Like a light switch

On – Off

On – Off

I will give you the world

I will make you want to kill me 

On – off

On – off

I never want to lose you

I hope I get to watch your painful death

On – Off

On – Off

I will give up everything for you

You are nothing, to me and to this world

Off – on 

Off – on

Why would you make me feel this way?

I love you too much to hate you.

Off – on

Off – on

I wish you never existed

I wish I had met you sooner

Off – on

Off – on

You are nothing to me

You are my all

Enjoy

It’s the holiday season, a very special time of year for me. I remember my mother would always make a special meal for my father whenever their relationship got rocky. The meal would always snap him back in place and make him more in love with her.

She never gave me the recipe, but I remember a few key ingredients.

Parsley for better communication.

Paprika to heat up their relationship.

Celery to improve health.

Carrots for sweetness.

And a piece of meat for stability.

I always thought the store bought food wasn’t good enough for you, so I found alternatives like gardening and harvesting my fruits and vegetables. But you can’t garden or harvest meat.

As I pour a nice, big bowl of stew, you stay glued to your phone. A frown washes over across your face as you tell me about how your co-worker didn’t show up to work the past couple of days and how the entire office is worried about her. I placed the bowl in front of you as you continues to tell me the details.

“Enjoy.” Mindlessly, he dives his spoon into the stew and shovel it into his mouth. I observe as he chews and processes his food, slowly becoming more and more confused.

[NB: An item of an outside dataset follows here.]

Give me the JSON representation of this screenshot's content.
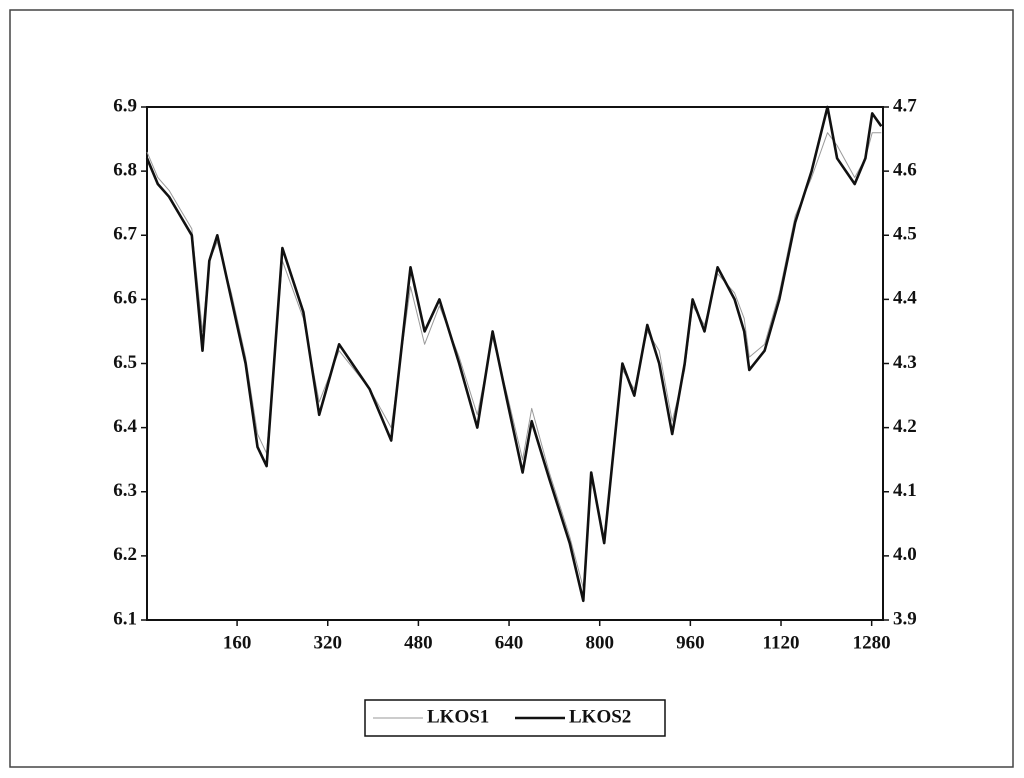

He puts down his phone and spoon and reaches into his mouth to pull out a human toe bone. As he analyzes the bone, he turns to me slowly and says, “how did you know?” With a smirk on my face, I shrug my shoulders and say,

“I just have good intuition, honey.”

Jealousy

I saw the photo of you with her

You are falling out of my trap

And you know we can’t have that

Please don’t leave me now

My best knife is under my pillow

My sexiest lingerie is tightly fitted to my hourglass frame

I await for your arrival

Please don’t leave me now

You just entered our home, my home

You couldn’t wait to get me to the bed

The pieces are falling into place

Please don’t leave me now

You enter me, slow and gentle

The knife enters you, fast and cruel

You try to fight, but I always win

Please don’t leave me now

You are in my trunk now

The photo pinned to your chest

now, there’s no need for you to leave me

Death has arrived

It was around noon

I never knew it

Then I heard his familar tone

I thought he would quit

I didn’t try to run away

He had me in his trap

I guess it was my day

He is my death cap

The knife is on my neck

He was my beloved

Tearing into my turleneck

This is the pain I’ve always loved

Death never scared me

It is all I ever wanted

You never expect it

People die everyday, nearly two people die every second.

It’s sad, but it’s true.

But you never expect it to be someone who you’ve seen around before.

Someone you walk by in the hallway but you never say anything to.

Someone whose name you only know.

Someone who sits in your class but never talk to.

Someone who you only talk to rarely.

Someone who you’re close with.

Someone who you used to be close with.

Someone who helped you through hard times.

Someone who you trust.

Someone who you care about.

Someone who is family to you.

Someone who is like family to you.

Someone who taught you things about yourself.

Someone who helped you get an education.

Someone who generally cared about you even though they didn’t have to.

You never expect it to be them because it only happens to people you don’t know, people who didn’t even know existed.

But when it does, it takes you by surprise. It takes ahold of you and no matter how much you try to hide it, you will be overcome by two creatures named grief and empathy.

M.B.

To me, she was Terpsichore, the goddess of dance and chorus.

Her body followed her mind.

Watching her dance and sway,

She did it without effort or control, like it came naturally to her.

To me, she liked order.

She didn’t like her students being a couple minutes late.

She liked everything done on time and her lines to be straight.

She liked everything to be perfect.

To me, she was kind.

Her smile made me smile.

Hearing her laughter made me happy.

She was a little funny and loved what she did.

She can be over the top, but she was never terrible.

I can still hear her voice echoing throughout my mind.

To me, she was a mother.

She adored her 4 year old son and he adored her.

I remember she continuously told me to put a hat on my nephew during the winter time.

I wish I could’ve thanked her.

She visits her family in Arizona during winter break.

They probably didn’t know it would be her last time visiting them.

To me, She didn’t deserve it

She was found deceased early Thursday morning.

The bullets pierced through her head and shoulder area, killing her in agony.

We may not know the whole story,

But she didn’t deserve it.

She didn’t deserve to never dance again.

She didn’t deserve to never hold her son in her arms again.

She didn’t deserve to never see her son grow up.

She didn’t deserve to never be able to teach students how to dance again.

She didn’t deserve to never be able to enjoy life again.

She died by the hands of the man she cared for, the man she had a child with.

No man or woman should have to die by the hands of their significant other.